21. Nach den vom Landgericht getroffenen Feststellungen erging gegen den Angeklagten im Wege der einstweiligen Anordnung eine familiengerichtliche Gewaltschutzverfügung. Zu den in den Urteilsgründen im Einzelnen dargelegten, dem Angeklagten zugestellten Anordnungen zählte unter anderem, dass er es unterlässt, die Wohnung der Nebenklägerin ohne ihre vorherige Zustimmung zu betreten oder sie anzurufen. Gleichwohl rief der Angeklagte am zwischen 00:20 Uhr und 15:35 Uhr insgesamt 28 Mal bei ihr an, ohne dass sie das Gespräch entgegennahm. In mehreren Fällen hinterließ er eine Nachricht auf dem Telefonspeicher. Am Mittag desselben Tages drang er über eine Terrassentür in die Wohnung der schlafenden Nebenklägerin ein. Als diese aufstehen wollte, hielt er sie fest, drückte sie auf das Bett, führte trotz ihrer Gegenwehr zwei Finger in ihre Vagina ein und vollzog schließlich ungeschützten Geschlechtsverkehr.
32. Die Nachprüfung des Urteils auf Grund der Revisionsrechtfertigung hat keinen Rechtsfehler zum Nachteil des Angeklagten ergeben. Näherer Ausführungen bedarf allein, dass die von der Strafkammer vorgenommene konkurrenzrechtliche Bewertung der abgeurteilten Straftaten entgegen der Ansicht des Generalbundesanwalts nicht zu beanstanden ist. Die verschiedenen Kontaktaufnahmen sind weder aufgrund einer natürlichen Handlungseinheit noch infolge einer Verklammerung durch ein fortdauerndes Delikt der Nachstellung tateinheitlich verwirklicht.
4a) Eine Tateinheit der in einem gewissen zeitlichen Zusammenhang stehenden Anrufe im Sinne des § 52 Abs. 1 StGB ist den rechtsfehlerfrei getroffenen Feststellungen nicht zu entnehmen.
5Unter den hier gegebenen Umständen ist eine Zusammenfassung einzelner Zuwiderhandlungen gegen eine Anordnung nach § 1 GewSchG als eine natürliche Handlungseinheit zu erwägen. Diese liegt vor, wenn zwischen mehreren menschlichen, strafrechtlich erheblichen Verhaltensweisen ein solcher unmittelbarer Zusammenhang besteht, dass sich das gesamte Tätigwerden bei natürlicher Betrachtungsweise (objektiv) auch für einen Dritten als ein einheitlich zusammengefasstes Tun darstellt und die einzelnen Betätigungsakte durch ein gemeinsames subjektives Element miteinander verbunden sind (st. Rspr.; s. , BGHSt 63, 1 Rn. 17 mwN).

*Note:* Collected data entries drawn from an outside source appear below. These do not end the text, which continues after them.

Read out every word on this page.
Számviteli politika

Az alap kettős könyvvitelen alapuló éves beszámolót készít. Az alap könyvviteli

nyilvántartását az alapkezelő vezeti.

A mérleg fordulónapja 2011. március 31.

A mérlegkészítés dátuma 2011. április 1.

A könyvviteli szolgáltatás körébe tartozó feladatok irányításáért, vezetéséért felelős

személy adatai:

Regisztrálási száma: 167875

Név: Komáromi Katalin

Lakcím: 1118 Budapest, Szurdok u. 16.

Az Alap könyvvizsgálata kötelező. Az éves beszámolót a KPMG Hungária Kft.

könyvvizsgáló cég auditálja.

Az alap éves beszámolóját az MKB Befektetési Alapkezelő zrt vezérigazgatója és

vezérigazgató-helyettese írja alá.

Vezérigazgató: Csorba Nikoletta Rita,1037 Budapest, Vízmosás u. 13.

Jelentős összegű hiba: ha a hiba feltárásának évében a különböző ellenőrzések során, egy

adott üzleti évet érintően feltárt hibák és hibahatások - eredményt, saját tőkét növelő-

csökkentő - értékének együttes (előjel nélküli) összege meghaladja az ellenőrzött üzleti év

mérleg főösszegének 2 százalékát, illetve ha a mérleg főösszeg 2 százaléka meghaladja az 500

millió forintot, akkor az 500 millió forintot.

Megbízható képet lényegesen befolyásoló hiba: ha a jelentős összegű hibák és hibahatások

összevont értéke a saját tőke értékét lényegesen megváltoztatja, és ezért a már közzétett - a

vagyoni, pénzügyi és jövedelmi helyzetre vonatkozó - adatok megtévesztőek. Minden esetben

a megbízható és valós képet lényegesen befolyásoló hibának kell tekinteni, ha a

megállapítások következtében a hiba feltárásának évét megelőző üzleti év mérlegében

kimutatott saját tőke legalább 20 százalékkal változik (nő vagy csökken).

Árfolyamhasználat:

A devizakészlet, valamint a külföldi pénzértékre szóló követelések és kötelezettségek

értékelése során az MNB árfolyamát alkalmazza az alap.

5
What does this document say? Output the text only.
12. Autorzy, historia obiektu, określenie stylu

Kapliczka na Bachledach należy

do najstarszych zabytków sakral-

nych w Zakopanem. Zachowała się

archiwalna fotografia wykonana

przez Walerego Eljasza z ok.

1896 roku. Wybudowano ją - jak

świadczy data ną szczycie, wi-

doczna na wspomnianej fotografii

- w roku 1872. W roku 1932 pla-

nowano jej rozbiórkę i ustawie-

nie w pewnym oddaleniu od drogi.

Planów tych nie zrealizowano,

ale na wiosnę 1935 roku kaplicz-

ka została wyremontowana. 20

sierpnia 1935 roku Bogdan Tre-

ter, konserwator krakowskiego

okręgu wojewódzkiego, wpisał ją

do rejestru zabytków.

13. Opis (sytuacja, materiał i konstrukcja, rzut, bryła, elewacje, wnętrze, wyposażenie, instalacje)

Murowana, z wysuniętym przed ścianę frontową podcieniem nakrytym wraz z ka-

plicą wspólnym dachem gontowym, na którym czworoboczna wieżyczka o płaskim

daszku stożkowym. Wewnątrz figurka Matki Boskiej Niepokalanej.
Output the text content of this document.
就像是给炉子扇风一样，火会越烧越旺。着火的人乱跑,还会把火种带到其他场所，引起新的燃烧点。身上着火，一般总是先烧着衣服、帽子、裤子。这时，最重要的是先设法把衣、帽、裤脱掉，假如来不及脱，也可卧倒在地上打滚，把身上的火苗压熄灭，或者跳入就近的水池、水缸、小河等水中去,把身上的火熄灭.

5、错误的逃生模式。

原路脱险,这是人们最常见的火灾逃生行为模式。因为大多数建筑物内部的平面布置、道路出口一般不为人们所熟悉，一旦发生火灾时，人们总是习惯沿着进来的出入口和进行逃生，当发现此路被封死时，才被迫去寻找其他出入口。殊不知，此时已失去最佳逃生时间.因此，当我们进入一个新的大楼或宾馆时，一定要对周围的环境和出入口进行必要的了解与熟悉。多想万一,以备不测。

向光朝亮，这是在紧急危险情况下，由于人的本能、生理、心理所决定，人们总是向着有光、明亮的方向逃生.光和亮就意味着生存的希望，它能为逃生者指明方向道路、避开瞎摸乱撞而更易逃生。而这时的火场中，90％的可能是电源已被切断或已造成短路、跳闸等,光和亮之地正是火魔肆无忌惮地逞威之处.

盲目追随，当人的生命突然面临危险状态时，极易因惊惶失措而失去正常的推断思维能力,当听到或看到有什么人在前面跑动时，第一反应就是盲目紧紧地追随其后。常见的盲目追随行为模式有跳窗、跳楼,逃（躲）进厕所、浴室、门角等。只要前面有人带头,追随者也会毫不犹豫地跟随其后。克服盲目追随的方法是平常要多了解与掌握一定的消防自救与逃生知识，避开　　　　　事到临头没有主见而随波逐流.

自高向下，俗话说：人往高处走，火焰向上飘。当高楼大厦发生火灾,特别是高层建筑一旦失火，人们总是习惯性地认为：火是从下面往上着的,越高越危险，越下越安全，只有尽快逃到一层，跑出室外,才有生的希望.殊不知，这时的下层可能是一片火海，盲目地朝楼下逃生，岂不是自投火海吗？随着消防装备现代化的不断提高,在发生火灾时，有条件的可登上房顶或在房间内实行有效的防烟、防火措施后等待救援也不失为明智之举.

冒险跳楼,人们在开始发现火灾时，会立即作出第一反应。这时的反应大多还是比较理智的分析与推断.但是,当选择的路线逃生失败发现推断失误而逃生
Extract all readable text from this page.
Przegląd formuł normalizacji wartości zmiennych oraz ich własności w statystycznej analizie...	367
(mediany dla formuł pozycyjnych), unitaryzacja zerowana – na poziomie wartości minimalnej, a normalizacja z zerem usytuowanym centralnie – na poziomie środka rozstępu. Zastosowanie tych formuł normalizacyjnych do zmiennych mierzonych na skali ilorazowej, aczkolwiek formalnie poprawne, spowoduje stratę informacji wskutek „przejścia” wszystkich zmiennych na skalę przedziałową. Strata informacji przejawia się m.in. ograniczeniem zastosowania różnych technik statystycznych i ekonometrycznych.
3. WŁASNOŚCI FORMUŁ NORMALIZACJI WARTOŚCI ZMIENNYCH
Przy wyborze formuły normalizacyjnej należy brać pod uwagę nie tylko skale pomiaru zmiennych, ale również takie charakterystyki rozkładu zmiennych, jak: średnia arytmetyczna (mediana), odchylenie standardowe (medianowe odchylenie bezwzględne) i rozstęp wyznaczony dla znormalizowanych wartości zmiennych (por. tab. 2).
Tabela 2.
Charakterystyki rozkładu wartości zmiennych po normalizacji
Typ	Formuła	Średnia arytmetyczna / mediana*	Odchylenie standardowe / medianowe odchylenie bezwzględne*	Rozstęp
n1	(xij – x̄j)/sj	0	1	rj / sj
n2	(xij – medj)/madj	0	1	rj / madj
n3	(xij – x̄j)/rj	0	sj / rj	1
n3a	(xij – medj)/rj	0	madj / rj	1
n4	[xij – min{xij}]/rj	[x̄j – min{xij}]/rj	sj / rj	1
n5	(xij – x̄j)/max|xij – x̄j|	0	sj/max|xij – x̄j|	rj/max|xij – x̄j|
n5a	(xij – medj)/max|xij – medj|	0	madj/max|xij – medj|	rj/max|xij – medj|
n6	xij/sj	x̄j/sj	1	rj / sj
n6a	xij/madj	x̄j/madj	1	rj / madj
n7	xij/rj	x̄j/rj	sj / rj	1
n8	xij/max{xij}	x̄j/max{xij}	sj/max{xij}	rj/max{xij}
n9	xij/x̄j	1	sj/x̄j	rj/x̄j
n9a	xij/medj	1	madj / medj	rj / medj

6Eine derartige Verbindung zwischen den punktuellen, sich über einen Zeitraum von über 15 Stunden erstreckenden Kommunikationsbemühungen ergibt sich nicht (vgl. auch OLG Braunschweig, Beschluss vom - 1 Ss 41/17, juris Rn. 7; BeckOGK/Schulte-Bunert, GewSchG, Stand: , § 4 Rn. 9). Dass einzelne Kontaktversuche eine größere zeitliche Nähe zueinander aufweisen als andere - etwa bei elf Bemühungen innerhalb von 31 Minuten -, rechtfertigt es hier nicht, diese als eine Einheit anzusehen. Ein über die zeitliche Komponente hinausgehender Bezug, der einzelne Anrufe enger verbindet als andere, ist nicht ersichtlich. Da die Telefonate nicht ohne jegliche Zäsur aufeinander folgten, fehlt im Übrigen ein sachgerechter Maßstab für eine Abgrenzung, ab wann sich mehrere von ihnen als Einheit darstellen und ab welchem Abstand nicht mehr. Eine willkürliche Zusammenfassung ohne ausreichende sachliche Anhaltspunkte ist nicht geboten (vgl. in anderem Zusammenhang , NStZ 2022, 302 Rn. 8).
7b) Die einzelnen Zuwiderhandlungen gegen eine Anordnung nach § 1 GewSchG werden zudem nicht durch eine anderweitige Strafbarkeit verklammert. Zwar kann ein Delikt, das sich über einen gewissen Zeitraum erstreckt und mit anderen Straftaten tateinheitlich zusammentrifft, die bei isolierter Betrachtung in Tatmehrheit stehen, solche Taten dann zur Tateinheit verbinden, wenn es nicht von minderschwerem Gewicht ist (s. etwa , BGHR StGB § 52 Abs. 1 Klammerwirkung 12 Rn. 5 mwN). Als solches Delikt ist eine Nachstellung gemäß § 238 StGB in Erwägung zu ziehen (vgl. , Justiz 2015, 281, 283; OLG Braunschweig, Beschluss vom - 1 Ss 41/17, juris Rn. 7). Allerdings ist eine Verwirklichung des Straftatbestandes der Nachstellung den Urteilsgründen nicht zu entnehmen.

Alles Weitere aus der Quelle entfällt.